Modern Cities and Administration
Today the Tarim Basin falls entirely within Xinjiang, whose capital is Ürümqi, located just north of the Tian Shan and outside the basin itself. The major population centers within and around the basin are the same oasis cities that served Silk Road caravans: Kashgar (Kashi) in the far west, Aksu to the northwest, Korla on the northern rim, and Hotan and Yarkand along the southern edge. Yarkand sits at the junction of the old northern and southern Silk Road branches, watered by the Yarkand River. These cities remain the economic and administrative hubs for the basin’s population, which is predominantly Uyghur.

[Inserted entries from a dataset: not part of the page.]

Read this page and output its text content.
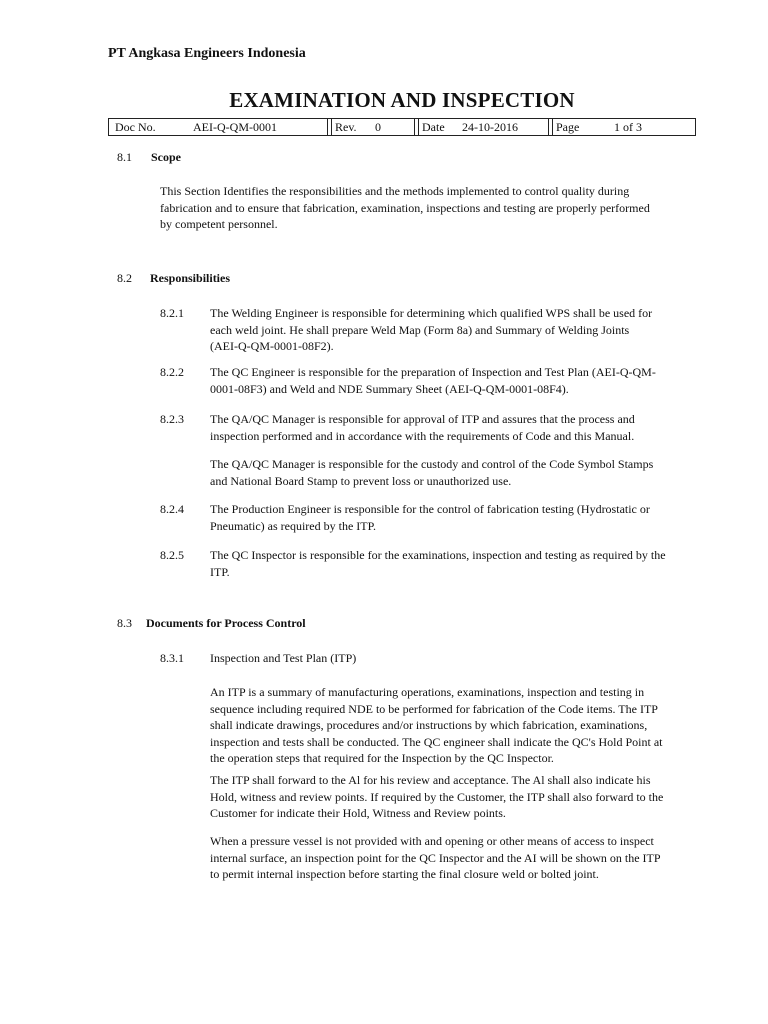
PT Angkasa Engineers Indonesia
EXAMINATION AND INSPECTION
Doc No.	AEI-Q-QM-0001	Rev. 0	Date 24-10-2016	Page	1 of 3
8.1 Scope
This Section Identifies the responsibilities and the methods implemented to control quality during
fabrication and to ensure that fabrication, examination, inspections and testing are properly performed
by competent personnel.
8.2 Responsibilities
8.2.1 The Welding Engineer is responsible for determining which qualified WPS shall be used for
each weld joint. He shall prepare Weld Map (Form 8a) and Summary of Welding Joints
(AEI-Q-QM-0001-08F2).
8.2.2 The QC Engineer is responsible for the preparation of Inspection and Test Plan (AEI-Q-QM-
0001-08F3) and Weld and NDE Summary Sheet (AEI-Q-QM-0001-08F4).
8.2.3 The QA/QC Manager is responsible for approval of ITP and assures that the process and
inspection performed and in accordance with the requirements of Code and this Manual.
The QA/QC Manager is responsible for the custody and control of the Code Symbol Stamps
and National Board Stamp to prevent loss or unauthorized use.
8.2.4 The Production Engineer is responsible for the control of fabrication testing (Hydrostatic or
Pneumatic) as required by the ITP.
8.2.5 The QC Inspector is responsible for the examinations, inspection and testing as required by the
ITP.
8.3 Documents for Process Control
8.3.1 Inspection and Test Plan (ITP)
An ITP is a summary of manufacturing operations, examinations, inspection and testing in
sequence including required NDE to be performed for fabrication of the Code items. The ITP
shall indicate drawings, procedures and/or instructions by which fabrication, examinations,
inspection and tests shall be conducted. The QC engineer shall indicate the QC's Hold Point at
the operation steps that required for the Inspection by the QC Inspector.
The ITP shall forward to the Al for his review and acceptance. The Al shall also indicate his
Hold, witness and review points. If required by the Customer, the ITP shall also forward to the
Customer for indicate their Hold, Witness and Review points.
When a pressure vessel is not provided with and opening or other means of access to inspect
internal surface, an inspection point for the QC Inspector and the AI will be shown on the ITP
to permit internal inspection before starting the final closure weld or bolted joint.
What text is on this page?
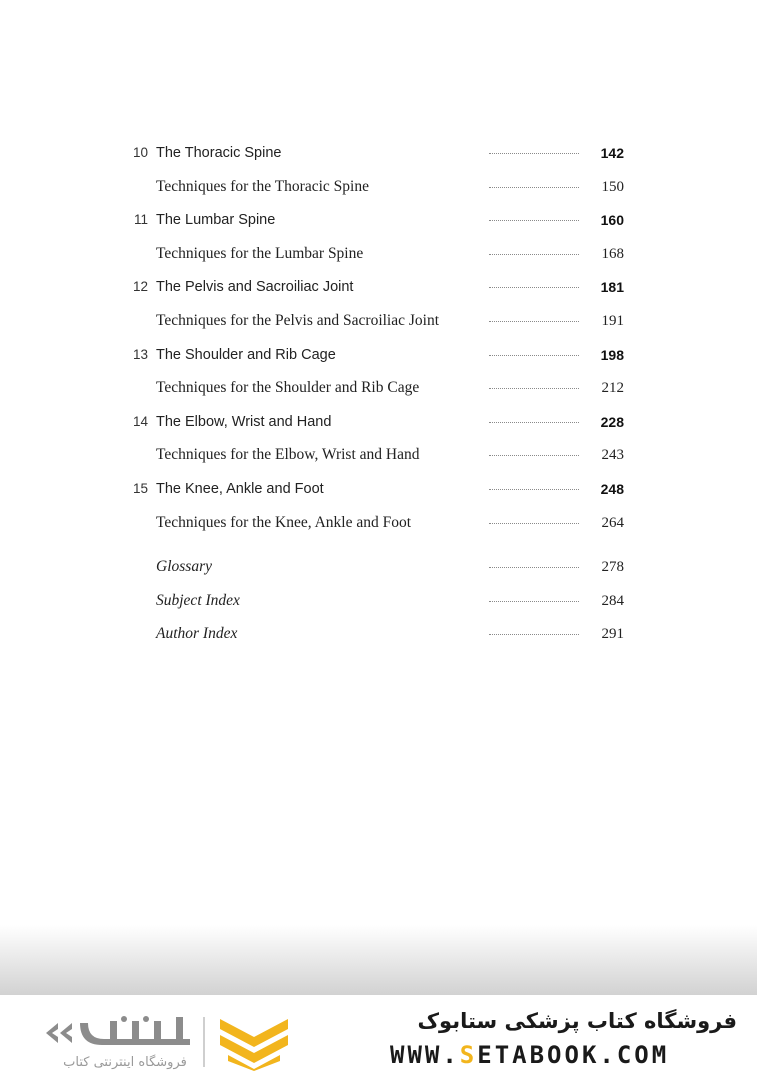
10 The Thoracic Spine	142
Techniques for the Thoracic Spine	150
11 The Lumbar Spine	160
Techniques for the Lumbar Spine	168
12 The Pelvis and Sacroiliac Joint	181
Techniques for the Pelvis and Sacroiliac Joint	191
13 The Shoulder and Rib Cage	198
Techniques for the Shoulder and Rib Cage	212
14 The Elbow, Wrist and Hand	228
Techniques for the Elbow, Wrist and Hand	243
15 The Knee, Ankle and Foot	248
Techniques for the Knee, Ankle and Foot	264
Glossary	278
Subject Index	284
Author Index	291
فروشگاه اینترنتی کتاب
فروشگاه کتاب پزشکی ستابوک
WWW.SETABOOK.COM
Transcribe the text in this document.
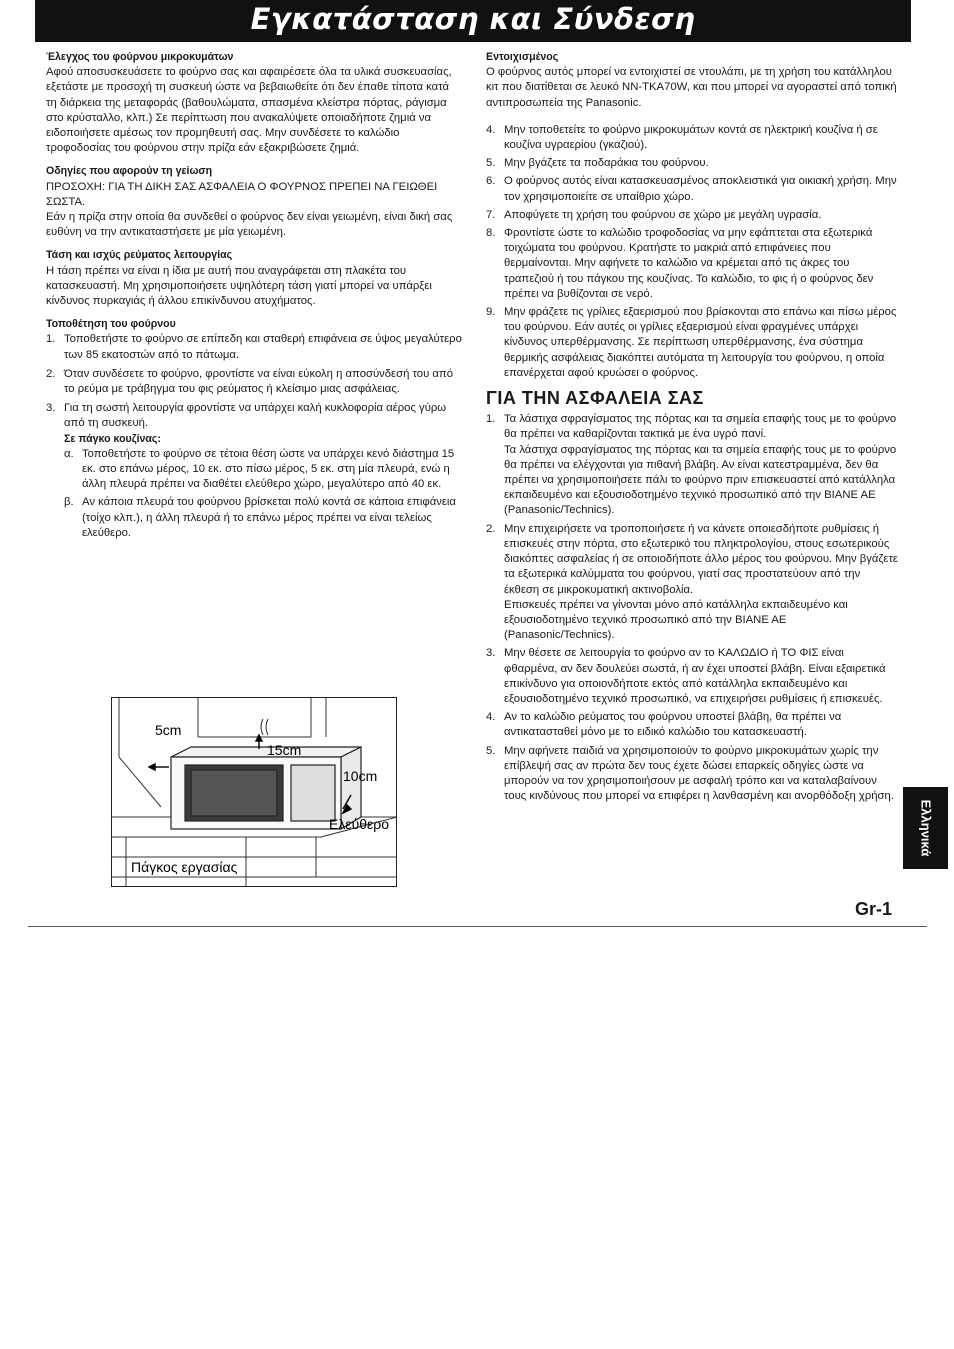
Εγκατάσταση και Σύνδεση

Έλεγχος του φούρνου μικροκυμάτων

Αφού αποσυσκευάσετε το φούρνο σας και αφαιρέσετε όλα τα υλικά συσκευασίας, εξετάστε με προσοχή τη συσκευή ώστε να βεβαιωθείτε ότι δεν έπαθε τίποτα κατά τη διάρκεια της μεταφοράς (βαθουλώματα, σπασμένα κλείστρα πόρτας, ράγισμα στο κρύσταλλο, κλπ.) Σε περίπτωση που ανακαλύψετε οποιαδήποτε ζημιά να ειδοποιήσετε αμέσως τον προμηθευτή σας. Μην συνδέσετε το καλώδιο τροφοδοσίας του φούρνου στην πρίζα εάν εξακριβώσετε ζημιά.

Οδηγίες που αφορούν τη γείωση

ΠΡΟΣΟΧΗ: ΓΙΑ ΤΗ ΔΙΚΗ ΣΑΣ ΑΣΦΑΛΕΙΑ Ο ΦΟΥΡΝΟΣ ΠΡΕΠΕΙ ΝΑ ΓΕΙΩΘΕΙ ΣΩΣΤΑ.

Εάν η πρίζα στην οποία θα συνδεθεί ο φούρνος δεν είναι γειωμένη, είναι δική σας ευθύνη να την αντικαταστήσετε με μία γειωμένη.

Τάση και ισχύς ρεύματος λειτουργίας

Η τάση πρέπει να είναι η ίδια με αυτή που αναγράφεται στη πλακέτα του κατασκευαστή. Μη χρησιμοποιήσετε υψηλότερη τάση γιατί μπορεί να υπάρξει κίνδυνος πυρκαγιάς ή άλλου επικίνδυνου ατυχήματος.

Τοποθέτηση του φούρνου

1. Τοποθετήστε το φούρνο σε επίπεδη και σταθερή επιφάνεια σε ύψος μεγαλύτερο των 85 εκατοστών από το πάτωμα.
2. Όταν συνδέσετε το φούρνο, φροντίστε να είναι εύκολη η αποσύνδεσή του από το ρεύμα με τράβηγμα του φις ρεύματος ή κλείσιμο μιας ασφάλειας.
3. Για τη σωστή λειτουργία φροντίστε να υπάρχει καλή κυκλοφορία αέρος γύρω από τη συσκευή.

Σε πάγκο κουζίνας:

α. Τοποθετήστε το φούρνο σε τέτοια θέση ώστε να υπάρχει κενό διάστημα 15 εκ. στο επάνω μέρος, 10 εκ. στο πίσω μέρος, 5 εκ. στη μία πλευρά, ενώ η άλλη πλευρά πρέπει να διαθέτει ελεύθερο χώρο, μεγαλύτερο από 40 εκ.
β. Αν κάποια πλευρά του φούρνου βρίσκεται πολύ κοντά σε κάποια επιφάνεια (τοίχο κλπ.), η άλλη πλευρά ή το επάνω μέρος πρέπει να είναι τελείως ελεύθερο.
5cm
15cm
10cm
Ελεύθερο
Πάγκος εργασίας

Εντοιχισμένος

Ο φούρνος αυτός μπορεί να εντοιχιστεί σε ντουλάπι, με τη χρήση του κατάλληλου κιτ που διατίθεται σε λευκό NN-TKA70W, και που μπορεί να αγοραστεί από τοπική αντιπροσωπεία της Panasonic.

4. Μην τοποθετείτε το φούρνο μικροκυμάτων κοντά σε ηλεκτρική κουζίνα ή σε κουζίνα υγραερίου (γκαζιού).
5. Μην βγάζετε τα ποδαράκια του φούρνου.
6. Ο φούρνος αυτός είναι κατασκευασμένος αποκλειστικά για οικιακή χρήση. Μην τον χρησιμοποιείτε σε υπαίθριο χώρο.
7. Αποφύγετε τη χρήση του φούρνου σε χώρο με μεγάλη υγρασία.
8. Φροντίστε ώστε το καλώδιο τροφοδοσίας να μην εφάπτεται στα εξωτερικά τοιχώματα του φούρνου. Κρατήστε το μακριά από επιφάνειες που θερμαίνονται. Μην αφήνετε το καλώδιο να κρέμεται από τις άκρες του τραπεζιού ή του πάγκου της κουζίνας. Το καλώδιο, το φις ή ο φούρνος δεν πρέπει να βυθίζονται σε νερό.
9. Μην φράζετε τις γρίλιες εξαερισμού που βρίσκονται στο επάνω και πίσω μέρος του φούρνου. Εάν αυτές οι γρίλιες εξαερισμού είναι φραγμένες υπάρχει κίνδυνος υπερθέρμανσης. Σε περίπτωση υπερθέρμανσης, ένα σύστημα θερμικής ασφάλειας διακόπτει αυτόματα τη λειτουργία του φούρνου, η οποία επανέρχεται αφού κρυώσει ο φούρνος.

ΓΙΑ ΤΗΝ ΑΣΦΑΛΕΙΑ ΣΑΣ

1. Τα λάστιχα σφραγίσματος της πόρτας και τα σημεία επαφής τους με το φούρνο θα πρέπει να καθαρίζονται τακτικά με ένα υγρό πανί.
Τα λάστιχα σφραγίσματος της πόρτας και τα σημεία επαφής τους με το φούρνο θα πρέπει να ελέγχονται για πιθανή βλάβη. Αν είναι κατεστραμμένα, δεν θα πρέπει να χρησιμοποιήσετε πάλι το φούρνο πριν επισκευαστεί από κατάλληλα εκπαιδευμένο και εξουσιοδοτημένο τεχνικό προσωπικό από την BIANE AE (Panasonic/Technics).
2. Μην επιχειρήσετε να τροποποιήσετε ή να κάνετε οποιεσδήποτε ρυθμίσεις ή επισκευές στην πόρτα, στο εξωτερικό του πληκτρολογίου, στους εσωτερικούς διακόπτες ασφαλείας ή σε οποιοδήποτε άλλο μέρος του φούρνου. Μην βγάζετε τα εξωτερικά καλύμματα του φούρνου, γιατί σας προστατεύουν από την έκθεση σε μικροκυματική ακτινοβολία.
Επισκευές πρέπει να γίνονται μόνο από κατάλληλα εκπαιδευμένο και εξουσιοδοτημένο τεχνικό προσωπικό από την BIANE AE (Panasonic/Technics).
3. Μην θέσετε σε λειτουργία το φούρνο αν το ΚΑΛΩΔΙΟ ή ΤΟ ΦΙΣ είναι φθαρμένα, αν δεν δουλεύει σωστά, ή αν έχει υποστεί βλάβη. Είναι εξαιρετικά επικίνδυνο για οποιονδήποτε εκτός από κατάλληλα εκπαιδευμένο και εξουσιοδοτημένο τεχνικό προσωπικό, να επιχειρήσει ρυθμίσεις ή επισκευές.
4. Αν το καλώδιο ρεύματος του φούρνου υποστεί βλάβη, θα πρέπει να αντικατασταθεί μόνο με το ειδικό καλώδιο του κατασκευαστή.
5. Μην αφήνετε παιδιά να χρησιμοποιούν το φούρνο μικροκυμάτων χωρίς την επίβλεψή σας αν πρώτα δεν τους έχετε δώσει επαρκείς οδηγίες ώστε να μπορούν να τον χρησιμοποιήσουν με ασφαλή τρόπο και να καταλαβαίνουν τους κινδύνους που μπορεί να επιφέρει η λανθασμένη και ανορθόδοξη χρήση.
Ελληνικά
Gr-1
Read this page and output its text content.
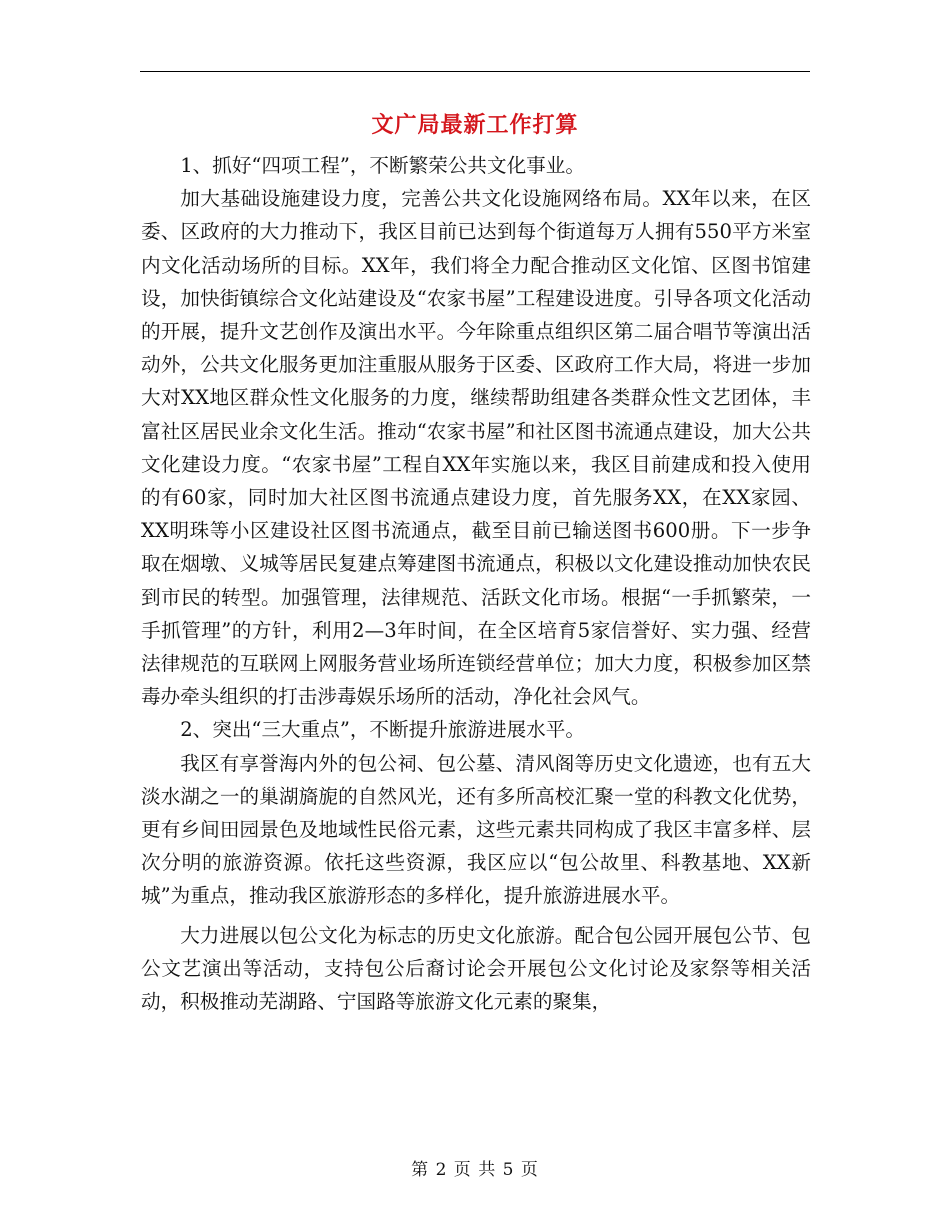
文广局最新工作打算

1、抓好“四项工程”，不断繁荣公共文化事业。

加大基础设施建设力度，完善公共文化设施网络布局。XX年以来，在区委、区政府的大力推动下，我区目前已达到每个街道每万人拥有550平方米室内文化活动场所的目标。XX年，我们将全力配合推动区文化馆、区图书馆建设，加快街镇综合文化站建设及“农家书屋”工程建设进度。引导各项文化活动的开展，提升文艺创作及演出水平。今年除重点组织区第二届合唱节等演出活动外，公共文化服务更加注重服从服务于区委、区政府工作大局，将进一步加大对XX地区群众性文化服务的力度，继续帮助组建各类群众性文艺团体，丰富社区居民业余文化生活。推动“农家书屋”和社区图书流通点建设，加大公共文化建设力度。“农家书屋”工程自XX年实施以来，我区目前建成和投入使用的有60家，同时加大社区图书流通点建设力度，首先服务XX，在XX家园、XX明珠等小区建设社区图书流通点，截至目前已输送图书600册。下一步争取在烟墩、义城等居民复建点筹建图书流通点，积极以文化建设推动加快农民到市民的转型。加强管理，法律规范、活跃文化市场。根据“一手抓繁荣，一手抓管理”的方针，利用2—3年时间，在全区培育5家信誉好、实力强、经营法律规范的互联网上网服务营业场所连锁经营单位；加大力度，积极参加区禁毒办牵头组织的打击涉毒娱乐场所的活动，净化社会风气。

2、突出“三大重点”，不断提升旅游进展水平。

我区有享誉海内外的包公祠、包公墓、清风阁等历史文化遗迹，也有五大淡水湖之一的巢湖旖旎的自然风光，还有多所高校汇聚一堂的科教文化优势，更有乡间田园景色及地域性民俗元素，这些元素共同构成了我区丰富多样、层次分明的旅游资源。依托这些资源，我区应以“包公故里、科教基地、XX新城”为重点，推动我区旅游形态的多样化，提升旅游进展水平。

大力进展以包公文化为标志的历史文化旅游。配合包公园开展包公节、包公文艺演出等活动，支持包公后裔讨论会开展包公文化讨论及家祭等相关活动，积极推动芜湖路、宁国路等旅游文化元素的聚集，

第 2 页 共 5 页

Efforts to Hold Back the Desert
Since the early 2000s, the Chinese government has invested heavily in desertification control around the Tarim Basin. The centerpiece is a “green barrier” project: a belt of vegetation strips and sand-stabilizing barriers encircling the Taklamakan, designed to limit sand movement and protect surrounding farmland and infrastructure. Recent satellite analysis suggests the Taklamakan has actually shrunk slightly over the past two decades as a result of these combined restoration efforts, though the desert remains vast and the basin’s water resources remain under severe pressure from evaporation and upstream agricultural demand.